FAQ’S Regarding Cannabis Cultivation In California
Q. Are employees in cannabis cultivation considered agricultural workers falling under IWC Wage Order 14?
A. No. Although employees in cannabis cultivation are working in defined agricultural occupations for an agricultural employer, the Medicinal and Adult-Use Cannabis Regulation and Safety Act (“MAUCRSA”) specifically provides that those employees are subject to IWC Wage Order 4-2001, not IWC Wage Order 14-2001 governing agricultural occupations. [California Business & Professions Code §26065]. As such, employees engaged in the cultivation of cannabis are entitled to overtime pay for hours worked in excess of eight in any workday or more than 40 hours in any workweek. (Agricultural employees are entitled to overtime after 10 hours in any workday, or more than 6 days in a workweek.) Employees engaged in the cultivation of cannabis are also entitled to double their regular rate of pay for hours worked in excess of twelve in any workday and for all hours worked in excess of eight on the seventh consecutive day of work in a workweek. Employees engaged in the cultivation of cannabis are entitled to applicable meal periods and rest periods and may recover one hour of pay at the regular rate of pay for each workday that the meal period or rest period was not provided.
Q. Will a labor contractor engaged in cannabis cultivation be required to obtain an FLC license?
A. Yes. An FLC, as defined under California Labor Code §1682(b), can either be (1) a person who, for a fee, employs workers to render personal services in connection with the production of any farm products to, for, or under the direction of a third person or (2) a person who both recruits, solicits, supplies, or hires workers on behalf of an employer engaged in the growing or producing of farm products and, for a fee, provides in connection therewith one or more of the following services: furnishes board, lodging, or transportation for those workers; supervises, times, checks, counts, weighs, or otherwise directs or measures their work; or disburses wage payments to these persons.

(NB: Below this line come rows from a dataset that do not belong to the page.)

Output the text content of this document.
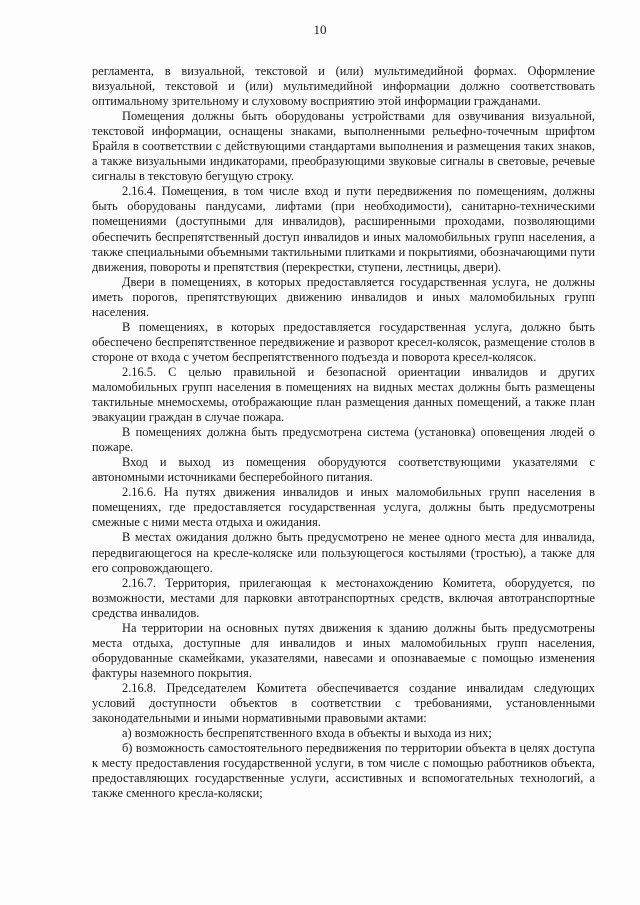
10

регламента, в визуальной, текстовой и (или) мультимедийной формах. Оформление визуальной, текстовой и (или) мультимедийной информации должно соответствовать оптимальному зрительному и слуховому восприятию этой информации гражданами.

Помещения должны быть оборудованы устройствами для озвучивания визуальной, текстовой информации, оснащены знаками, выполненными рельефно-точечным шрифтом Брайля в соответствии с действующими стандартами выполнения и размещения таких знаков, а также визуальными индикаторами, преобразующими звуковые сигналы в световые, речевые сигналы в текстовую бегущую строку.

2.16.4. Помещения, в том числе вход и пути передвижения по помещениям, должны быть оборудованы пандусами, лифтами (при необходимости), санитарно-техническими помещениями (доступными для инвалидов), расширенными проходами, позволяющими обеспечить беспрепятственный доступ инвалидов и иных маломобильных групп населения, а также специальными объемными тактильными плитками и покрытиями, обозначающими пути движения, повороты и препятствия (перекрестки, ступени, лестницы, двери).

Двери в помещениях, в которых предоставляется государственная услуга, не должны иметь порогов, препятствующих движению инвалидов и иных маломобильных групп населения.

В помещениях, в которых предоставляется государственная услуга, должно быть обеспечено беспрепятственное передвижение и разворот кресел-колясок, размещение столов в стороне от входа с учетом беспрепятственного подъезда и поворота кресел-колясок.

2.16.5. С целью правильной и безопасной ориентации инвалидов и других маломобильных групп населения в помещениях на видных местах должны быть размещены тактильные мнемосхемы, отображающие план размещения данных помещений, а также план эвакуации граждан в случае пожара.

В помещениях должна быть предусмотрена система (установка) оповещения людей о пожаре.

Вход и выход из помещения оборудуются соответствующими указателями с автономными источниками бесперебойного питания.

2.16.6. На путях движения инвалидов и иных маломобильных групп населения в помещениях, где предоставляется государственная услуга, должны быть предусмотрены смежные с ними места отдыха и ожидания.

В местах ожидания должно быть предусмотрено не менее одного места для инвалида, передвигающегося на кресле-коляске или пользующегося костылями (тростью), а также для его сопровождающего.

2.16.7. Территория, прилегающая к местонахождению Комитета, оборудуется, по возможности, местами для парковки автотранспортных средств, включая автотранспортные средства инвалидов.

На территории на основных путях движения к зданию должны быть предусмотрены места отдыха, доступные для инвалидов и иных маломобильных групп населения, оборудованные скамейками, указателями, навесами и опознаваемые с помощью изменения фактуры наземного покрытия.

2.16.8. Председателем Комитета обеспечивается создание инвалидам следующих условий доступности объектов в соответствии с требованиями, установленными законодательными и иными нормативными правовыми актами:

а) возможность беспрепятственного входа в объекты и выхода из них;

б) возможность самостоятельного передвижения по территории объекта в целях доступа к месту предоставления государственной услуги, в том числе с помощью работников объекта, предоставляющих государственные услуги, ассистивных и вспомогательных технологий, а также сменного кресла-коляски;
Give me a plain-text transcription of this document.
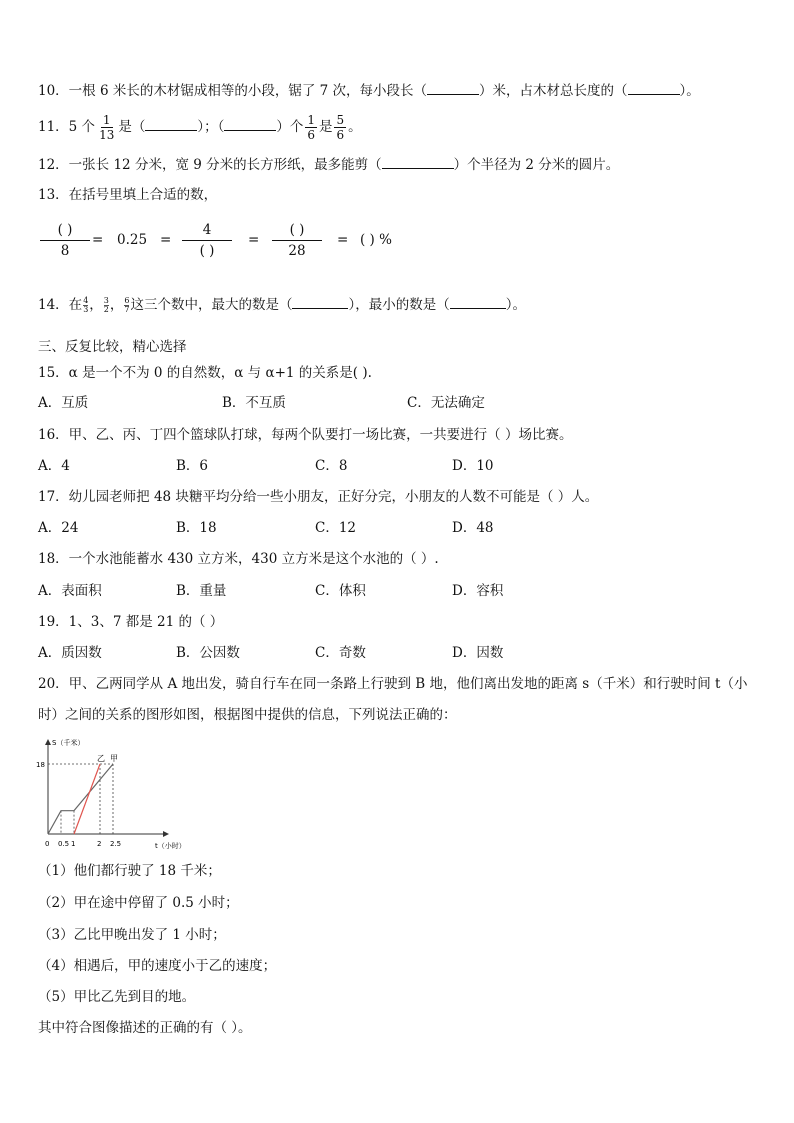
10．一根 6 米长的木材锯成相等的小段，锯了 7 次，每小段长（	）米，占木材总长度的（	）。
11．5 个 $\frac{1}{13}$ 是（	）；（	）个 $\frac{1}{6}$ 是 $\frac{5}{6}$ 。
12．一张长 12 分米，宽 9 分米的长方形纸，最多能剪（	）个半径为 2 分米的圆片。
13．在括号里填上合适的数，
( )
8
= 0.25 =
4
( )
=
( )
28
= ( ) %
14．在 $\frac{4}{3}$ ， $\frac{3}{2}$ ， $\frac{6}{7}$ 这三个数中，最大的数是（	），最小的数是（	）。
三、反复比较，精心选择
15．α 是一个不为 0 的自然数，α 与 α+1 的关系是( ).
A．互质	B．不互质	C．无法确定
16．甲、乙、丙、丁四个篮球队打球，每两个队要打一场比赛，一共要进行（ ）场比赛。
A．4	B．6	C．8	D．10
17．幼儿园老师把 48 块糖平均分给一些小朋友，正好分完，小朋友的人数不可能是（ ）人。
A．24	B．18	C．12	D．48
18．一个水池能蓄水 430 立方米，430 立方米是这个水池的（ ）.
A．表面积	B．重量	C．体积	D．容积
19．1、3、7 都是 21 的（ ）
A．质因数	B．公因数	C．奇数	D．因数
20．甲、乙两同学从 A 地出发，骑自行车在同一条路上行驶到 B 地，他们离出发地的距离 s（千米）和行驶时间 t（小
时）之间的关系的图形如图，根据图中提供的信息，下列说法正确的：
S（千米）
t（小时）
18
0 0.5 1	2 2.5
乙 甲
（1）他们都行驶了 18 千米；
（2）甲在途中停留了 0.5 小时；
（3）乙比甲晚出发了 1 小时；
（4）相遇后，甲的速度小于乙的速度；
（5）甲比乙先到目的地。
其中符合图像描述的正确的有（ ）。
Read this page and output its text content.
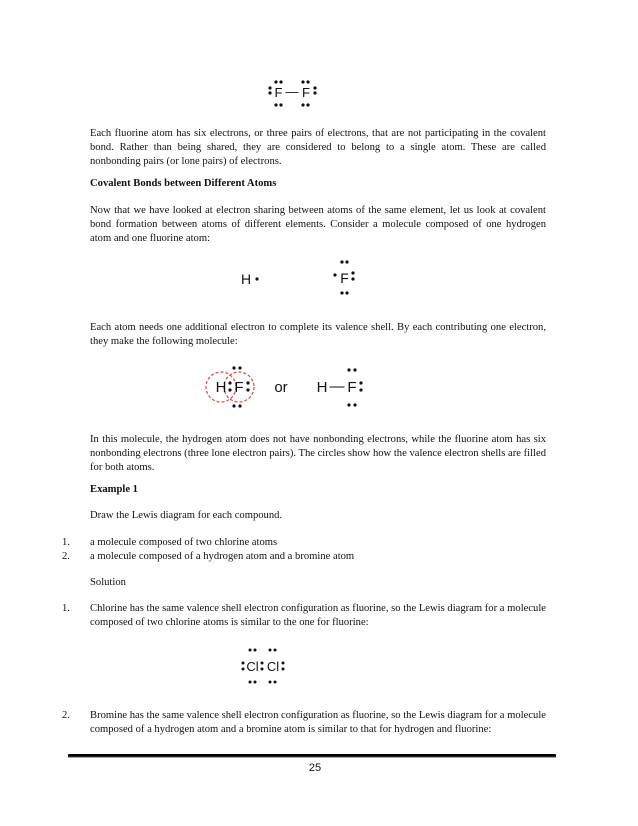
F — F
Each fluorine atom has six electrons, or three pairs of electrons, that are not participating in the covalent bond. Rather than being shared, they are considered to belong to a single atom. These are called nonbonding pairs (or lone pairs) of electrons.
Covalent Bonds between Different Atoms
Now that we have looked at electron sharing between atoms of the same element, let us look at covalent bond formation between atoms of different elements. Consider a molecule composed of one hydrogen atom and one fluorine atom:
H	F
Each atom needs one additional electron to complete its valence shell. By each contributing one electron, they make the following molecule:
H F or H — F
In this molecule, the hydrogen atom does not have nonbonding electrons, while the fluorine atom has six nonbonding electrons (three lone electron pairs). The circles show how the valence electron shells are filled for both atoms.
Example 1
Draw the Lewis diagram for each compound.
1. a molecule composed of two chlorine atoms
2. a molecule composed of a hydrogen atom and a bromine atom
Solution
1. Chlorine has the same valence shell electron configuration as fluorine, so the Lewis diagram for a molecule composed of two chlorine atoms is similar to the one for fluorine:
Cl Cl
2. Bromine has the same valence shell electron configuration as fluorine, so the Lewis diagram for a molecule composed of a hydrogen atom and a bromine atom is similar to that for hydrogen and fluorine:
25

The cultivation of cannabis includes any activity involving the planting, growing, harvesting, drying, curing, grading, or trimming of cannabis. These activities are in connection with the “production of farm products” as defined by the Labor Code governing farm labor contractors. Nothing in the MAUCRSA prohibits the use of contracted labor. Moreover, nothing in the MAUCRSA exempts an employer, cannabis grower or farm labor contractor from complying with applicable Labor Code provisions regulating farm labor contractors. As such, any labor contractor who provides workers to any cannabis licensee, grower or owner to perform cannabis cultivation activities must hold a farm labor contractor license pursuant to the provisions of Labor Code sections §1682, et seq.
Q. What impact can participation in cannabis cultivation have on an FLC license application or renewal?
A. If an FLC is engaged in cannabis cultivation with a licensed cannabis grower then the activity would not be considered a state crime, and the Labor Commissioner will not deny or revoke a license in the absence of other facts relevant to applications for an FLC license.
Cannabis cultivation is a highly regulated activity, primarily by the California Department of Consumer Affairs, Bureau of Cannabis Control and The Department of Food and Agriculture. Medicinal and commercial cannabis growers are required to be licensed. As such, participation in cannabis cultivation with an unlicensed grower would be deemed an illegal activity and could impact an FLC applicant as would participation in any other illegal activity.
Q. Do I need to have a federal registration card in order to obtain a California FLC license?
A. The Labor Code and the Labor Commissioner’s FLC application requires that each contractor or worker who is required to be registered by U.S. Department of Labor must provide his or her registration information to the Labor Commissioner in connection with a FLC application. [Labor Code §1684(a)(6) & (7)]. Contractors who do not provide a federal registration number will be required to explain why they are exempt from registration under the federal Migrant and Seasonal Agricultural and Worker Protection Act before a California FLC license will be issued.